Photo fournie par Devon Pond Plants
Photo fournie par Devon Pond Plants

  • Hauteur : 1 m
  • Largeur : 75 cm
  • Floraison : bleue à la fin de juillet et en août
  • Exposition : soleil
  • Sol : riche et détrempé, la base des plants peut être immergée sous l’eau
  • Rusticité : vivace rustique en zone 4 

La pontédérie est une plante indigène qui pousse spontanément dans les étangs, les lacs et les marais d’Amérique du Nord. En juillet et en août, cette vivace aquatique arbore des épis de fleurs bleu vif.

La pontédérie à feuilles cordiformes affectionne les sols riches et détrempés. Il est possible de la planter dans la vase à une profondeur de 10 à 40 cm sous la surface de l’eau. Pour bien profiter, cette vivace nécessite le plein soleil. 

Myrique baumier 

Photo Albert Mondor
Photo Albert Mondor

  • Hauteur : 1 m
  • Largeur : 1 m
  • Floraison : jaune orangé en mai
  • Ensoleillement : soleil, mi-ombre, ombre légère
  • Sol : s’adapte à divers types de sols humides ou détrempés
  • Rusticité : arbuste rustique en zone 1 

Le myrique baumier est une plante typique de la flore de nos lacs et rivières. Comme il pousse habituellement sur les berges, il est essentiel à la stabilisation du sol des rives de nombreux cours d’eau. Plante à croissance rapide, robuste, et rarement affectée par les maladies et les insectes, le myrique baumier s’accommode des sols détrempés comme des sols temporairement secs. De plus, les racines de cet arbuste sont associées à des bactéries qui absorbent l’azote atmosphérique.
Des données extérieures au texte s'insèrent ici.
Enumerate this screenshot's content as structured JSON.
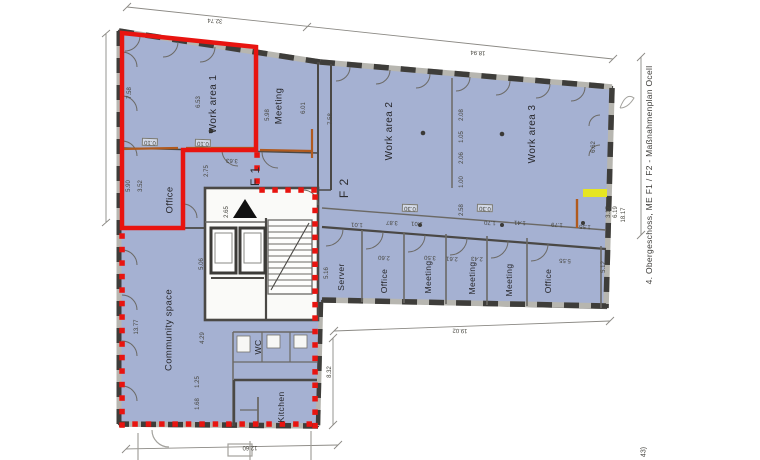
{
  "colors": {
    "room": "#a5b1d2",
    "wall": "#4a4845",
    "line": "#6b6965",
    "dimline": "#8b8984",
    "red": "#e81410",
    "orange": "#b05a1e",
    "yellow": "#e9e818",
    "text": "#3a3936"
  },
  "side_note": {
    "text": "4. Obergeschoss, ME F1 / F2 - Maßnahmenplan Ocell"
  },
  "corner_note": {
    "text": "43)"
  },
  "rooms": [
    {
      "label": "Work area 1",
      "x": 214,
      "y": 104,
      "rot": -90,
      "fs": 10
    },
    {
      "label": "Meeting",
      "x": 279,
      "y": 106,
      "rot": -90,
      "fs": 9.5
    },
    {
      "label": "Office",
      "x": 170,
      "y": 200,
      "rot": -90,
      "fs": 9.5
    },
    {
      "label": "Work area 2",
      "x": 390,
      "y": 131,
      "rot": -90,
      "fs": 10
    },
    {
      "label": "Work area 3",
      "x": 533,
      "y": 134,
      "rot": -90,
      "fs": 10
    },
    {
      "label": "Server",
      "x": 341,
      "y": 277,
      "rot": -90,
      "fs": 8.5
    },
    {
      "label": "Office",
      "x": 384,
      "y": 281,
      "rot": -90,
      "fs": 8.5
    },
    {
      "label": "Meeting",
      "x": 428,
      "y": 277,
      "rot": -90,
      "fs": 8.5
    },
    {
      "label": "Meeting",
      "x": 472,
      "y": 278,
      "rot": -90,
      "fs": 8.5
    },
    {
      "label": "Meeting",
      "x": 509,
      "y": 280,
      "rot": -90,
      "fs": 8.5
    },
    {
      "label": "Office",
      "x": 548,
      "y": 281,
      "rot": -90,
      "fs": 8.5
    },
    {
      "label": "Community space",
      "x": 169,
      "y": 330,
      "rot": -90,
      "fs": 9.5
    },
    {
      "label": "WC",
      "x": 258,
      "y": 347,
      "rot": -90,
      "fs": 8.5
    },
    {
      "label": "Kitchen",
      "x": 281,
      "y": 407,
      "rot": -90,
      "fs": 8.5
    }
  ],
  "zones": [
    {
      "label": "F 1",
      "x": 255,
      "y": 176,
      "rot": -90,
      "fs": 12
    },
    {
      "label": "F 2",
      "x": 344,
      "y": 188,
      "rot": -90,
      "fs": 12
    }
  ],
  "dimensions": [
    {
      "t": "32.74",
      "x": 215,
      "y": 20,
      "rot": 184
    },
    {
      "t": "18.94",
      "x": 478,
      "y": 52,
      "rot": 184
    },
    {
      "t": "19.02",
      "x": 460,
      "y": 330,
      "rot": 182
    },
    {
      "t": "12.60",
      "x": 250,
      "y": 447,
      "rot": 180
    },
    {
      "t": "13.77",
      "x": 137,
      "y": 327,
      "rot": -90
    },
    {
      "t": "7.58",
      "x": 130,
      "y": 93,
      "rot": -90
    },
    {
      "t": "6.53",
      "x": 199,
      "y": 102,
      "rot": -90
    },
    {
      "t": "5.98",
      "x": 268,
      "y": 115,
      "rot": -90
    },
    {
      "t": "6.01",
      "x": 304,
      "y": 108,
      "rot": -90
    },
    {
      "t": "7.58",
      "x": 331,
      "y": 119,
      "rot": -90
    },
    {
      "t": "5.90",
      "x": 129,
      "y": 186,
      "rot": -90
    },
    {
      "t": "3.52",
      "x": 141,
      "y": 186,
      "rot": -90
    },
    {
      "t": "2.75",
      "x": 207,
      "y": 171,
      "rot": -90
    },
    {
      "t": "3.63",
      "x": 232,
      "y": 160,
      "rot": 182
    },
    {
      "t": "2.65",
      "x": 227,
      "y": 212,
      "rot": -90
    },
    {
      "t": "5.16",
      "x": 327,
      "y": 273,
      "rot": -90
    },
    {
      "t": "2.60",
      "x": 384,
      "y": 257,
      "rot": 182
    },
    {
      "t": "3.50",
      "x": 430,
      "y": 257,
      "rot": 182
    },
    {
      "t": "2.61",
      "x": 452,
      "y": 258,
      "rot": 182
    },
    {
      "t": "2.43",
      "x": 477,
      "y": 258,
      "rot": 182
    },
    {
      "t": "5.55",
      "x": 565,
      "y": 260,
      "rot": 182
    },
    {
      "t": "5.12",
      "x": 604,
      "y": 267,
      "rot": -90
    },
    {
      "t": "6.62",
      "x": 594,
      "y": 147,
      "rot": -90
    },
    {
      "t": "3.17",
      "x": 609,
      "y": 212,
      "rot": -90
    },
    {
      "t": "6.19",
      "x": 616,
      "y": 212,
      "rot": -90
    },
    {
      "t": "18.17",
      "x": 624,
      "y": 215,
      "rot": -90
    },
    {
      "t": "8.32",
      "x": 330,
      "y": 372,
      "rot": -90
    },
    {
      "t": "5.06",
      "x": 202,
      "y": 264,
      "rot": -90
    },
    {
      "t": "4.29",
      "x": 203,
      "y": 338,
      "rot": -90
    },
    {
      "t": "1.25",
      "x": 198,
      "y": 382,
      "rot": -90
    },
    {
      "t": "1.68",
      "x": 198,
      "y": 404,
      "rot": -90
    },
    {
      "t": "2.08",
      "x": 462,
      "y": 115,
      "rot": -90
    },
    {
      "t": "1.05",
      "x": 462,
      "y": 137,
      "rot": -90
    },
    {
      "t": "2.06",
      "x": 462,
      "y": 158,
      "rot": -90
    },
    {
      "t": "1.00",
      "x": 462,
      "y": 182,
      "rot": -90
    },
    {
      "t": "2.58",
      "x": 462,
      "y": 210,
      "rot": -90
    },
    {
      "t": "1.01",
      "x": 357,
      "y": 224,
      "rot": 182
    },
    {
      "t": "3.87",
      "x": 392,
      "y": 222,
      "rot": 182
    },
    {
      "t": "1.01",
      "x": 417,
      "y": 223,
      "rot": 182
    },
    {
      "t": "1.70",
      "x": 490,
      "y": 222,
      "rot": 182
    },
    {
      "t": "1.41",
      "x": 520,
      "y": 222,
      "rot": 182
    },
    {
      "t": "1.79",
      "x": 557,
      "y": 224,
      "rot": 182
    },
    {
      "t": "1.55",
      "x": 585,
      "y": 226,
      "rot": 182
    },
    {
      "t": "0.10",
      "x": 150,
      "y": 142,
      "rot": 182,
      "boxed": true
    },
    {
      "t": "0.10",
      "x": 203,
      "y": 143,
      "rot": 182,
      "boxed": true
    },
    {
      "t": "0.30",
      "x": 410,
      "y": 208,
      "rot": 182,
      "boxed": true
    },
    {
      "t": "0.30",
      "x": 485,
      "y": 208,
      "rot": 182,
      "boxed": true
    }
  ]
}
Les feuilles et les fruits du myrique baumier sont comestibles. Les fruits ont une saveur piquante et sont moulus afin de remplacer le poivre. D’autre part, on utilise les feuilles du myrique baumier de la même façon que les feuilles de laurier, pour aromatiser les bouillons et les sauces ou comme succédané du houblon dans la bière.